Es dauerte nun nicht mehr lange, bis sie die vertrauten Felsen des Vulkangebirges sahen.
"Ein komisches Gefühl wieder zu Hause zu sein." sagte Windfeger.
"Ich bin mal auf einige Gesichter gespannt." sagte Sturmblut. "Viele haben geglaubt, daß du schon gar nicht mehr am Leben wärst.
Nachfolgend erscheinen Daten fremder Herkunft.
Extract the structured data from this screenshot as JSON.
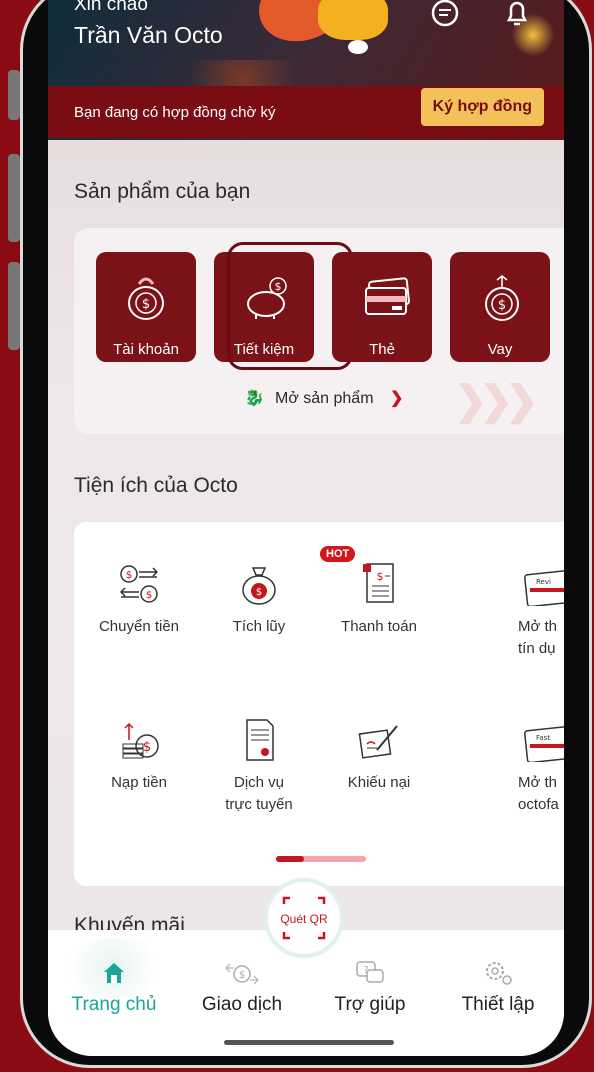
{
  "header": {
    "greeting": "Xin chào",
    "user_name": "Trần Văn Octo",
    "contract_notice": "Bạn đang có hợp đồng chờ ký",
    "contract_button": "Ký hợp đồng"
  },
  "products": {
    "title": "Sản phẩm của bạn",
    "items": [
      {
        "label": "Tài khoản",
        "icon": "moneybag-icon"
      },
      {
        "label": "Tiết kiệm",
        "icon": "piggy-bank-icon"
      },
      {
        "label": "Thẻ",
        "icon": "card-icon"
      },
      {
        "label": "Vay",
        "icon": "coin-icon"
      }
    ],
    "open_label": "Mở sản phẩm"
  },
  "utilities": {
    "title": "Tiện ích của Octo",
    "hot_badge": "HOT",
    "items": [
      {
        "label": "Chuyển tiền",
        "icon": "transfer-icon"
      },
      {
        "label": "Tích lũy",
        "icon": "savings-bag-icon"
      },
      {
        "label": "Thanh toán",
        "icon": "bill-icon"
      },
      {
        "label": "Mở th\ntín dụ",
        "icon": "credit-card-icon"
      },
      {
        "label": "Nạp tiền",
        "icon": "topup-icon"
      },
      {
        "label": "Dịch vụ\ntrực tuyến",
        "icon": "document-icon"
      },
      {
        "label": "Khiếu nại",
        "icon": "complaint-icon"
      },
      {
        "label": "Mở th\noctofa",
        "icon": "fast-card-icon"
      }
    ],
    "card_tag_1": "Revi",
    "card_tag_2": "Fast"
  },
  "promo": {
    "title": "Khuyến mãi"
  },
  "qr": {
    "label": "Quét QR"
  },
  "tabs": [
    {
      "label": "Trang chủ",
      "icon": "home-icon",
      "active": true
    },
    {
      "label": "Giao dịch",
      "icon": "transaction-icon"
    },
    {
      "label": "Trợ giúp",
      "icon": "help-icon"
    },
    {
      "label": "Thiết lập",
      "icon": "settings-icon"
    }
  ],
  "colors": {
    "brand": "#7b1218",
    "accent": "#1aa49a",
    "background": "#8a0c12"
  }
}
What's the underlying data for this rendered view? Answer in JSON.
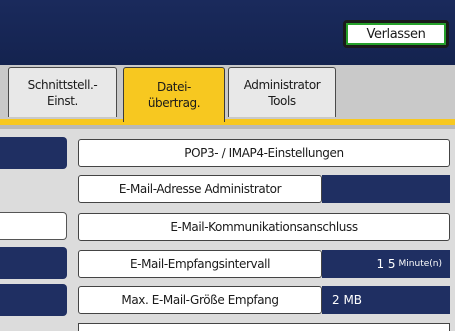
{
  "header": {
    "exit_label": "Verlassen"
  },
  "tabs": [
    {
      "line1": "Schnittstell.-",
      "line2": "Einst.",
      "active": false
    },
    {
      "line1": "Datei-",
      "line2": "übertrag.",
      "active": true
    },
    {
      "line1": "Administrator",
      "line2": "Tools",
      "active": false
    }
  ],
  "settings": {
    "pop3_imap4": "POP3- / IMAP4-Einstellungen",
    "admin_email": "E-Mail-Adresse Administrator",
    "admin_email_value": "",
    "comm_port": "E-Mail-Kommunikationsanschluss",
    "receive_interval": "E-Mail-Empfangsintervall",
    "receive_interval_value": "1 5",
    "receive_interval_unit": "Minute(n)",
    "max_receive_size": "Max. E-Mail-Größe Empfang",
    "max_receive_size_value": "2 MB"
  },
  "colors": {
    "accent": "#f7c820",
    "header": "#1a2a5c",
    "value_bg": "#1f2f62"
  }
}
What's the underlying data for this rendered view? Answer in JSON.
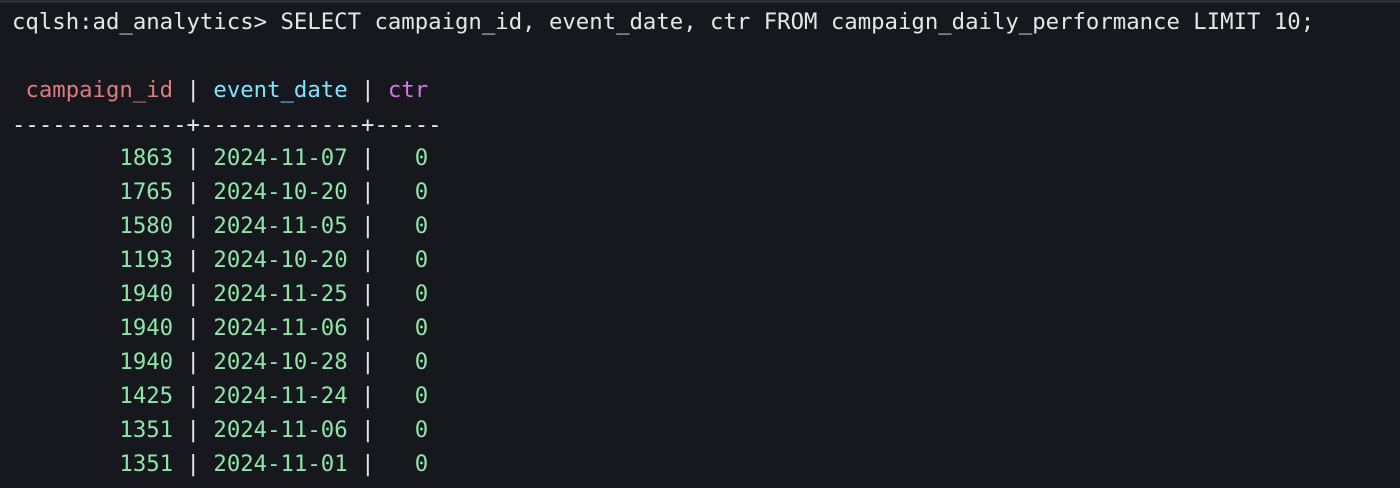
{
  "prompt": "cqlsh:ad_analytics> ",
  "command": "SELECT campaign_id, event_date, ctr FROM campaign_daily_performance LIMIT 10;",
  "columns": [
    "campaign_id",
    "event_date",
    "ctr"
  ],
  "rule": "-------------+------------+-----",
  "rows": [
    {
      "campaign_id": "1863",
      "event_date": "2024-11-07",
      "ctr": "0"
    },
    {
      "campaign_id": "1765",
      "event_date": "2024-10-20",
      "ctr": "0"
    },
    {
      "campaign_id": "1580",
      "event_date": "2024-11-05",
      "ctr": "0"
    },
    {
      "campaign_id": "1193",
      "event_date": "2024-10-20",
      "ctr": "0"
    },
    {
      "campaign_id": "1940",
      "event_date": "2024-11-25",
      "ctr": "0"
    },
    {
      "campaign_id": "1940",
      "event_date": "2024-11-06",
      "ctr": "0"
    },
    {
      "campaign_id": "1940",
      "event_date": "2024-10-28",
      "ctr": "0"
    },
    {
      "campaign_id": "1425",
      "event_date": "2024-11-24",
      "ctr": "0"
    },
    {
      "campaign_id": "1351",
      "event_date": "2024-11-06",
      "ctr": "0"
    },
    {
      "campaign_id": "1351",
      "event_date": "2024-11-01",
      "ctr": "0"
    }
  ],
  "colors": {
    "background": "#16181d",
    "text": "#e6e6e6",
    "campaign_id_header": "#e07b7b",
    "event_date_header": "#7fe3ff",
    "ctr_header": "#d774e6",
    "values": "#8de6a6"
  }
}
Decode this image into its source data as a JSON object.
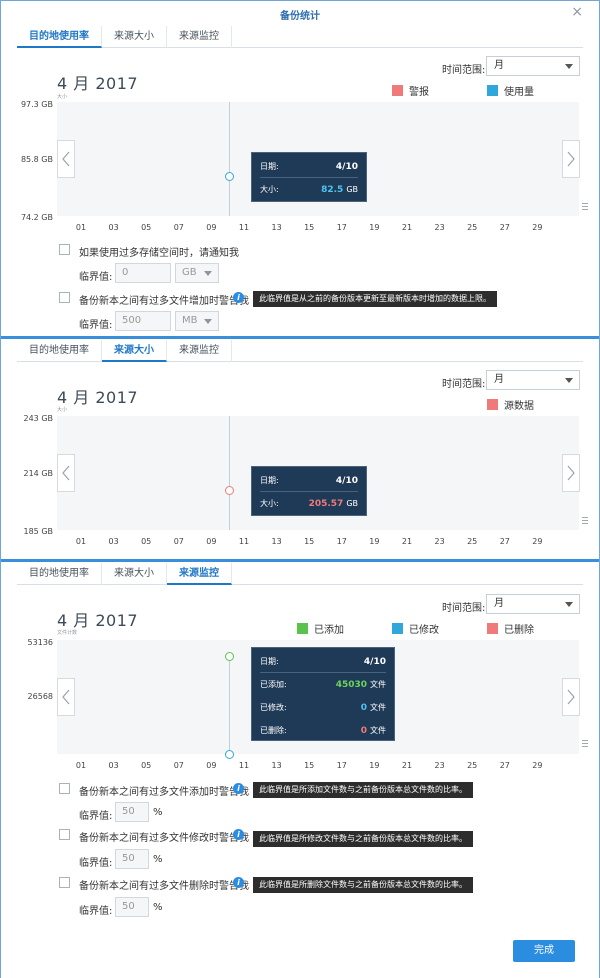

Aber ich habe die Hoffnung niemals aufgegeben, dich wiederzusehen."
Als sie schließlich den Bergpfad hinaufliefen, blieb Starke Klaue plötzlich abrupt stehen.
"Was ist?" fragte Windfeger.
"Irgend etwas stimmt nicht!" sagte er. "Riecht doch mal!"
"Du hast recht!" sagte Sturmblut und schnüffelte. "Es riecht nach..."
"Blut!" ergänzte Windfeger.
"Ja, aber es riecht nicht nach Beute!" sagte Starke Klaue.
"Ich habe ein ganz mieses Gefühl!" grummelte Sturmblut. "Schnell! Zur Höhle!"
Sie rannten so schnell sie konnten den Berg hinauf. Als sie jedoch die Höhle erreichten, eröffnete sich ihnen ein Bild des Grauens. Windfeger wandte sich entsetzt ab und mußte sich übergeben.
"Oh, nein!" rief Starke Klaue. "Bitte nein!!!"
"Was, bei den Väter der Urahnen, ist hier geschehen?!?!" schrie Sturmblut.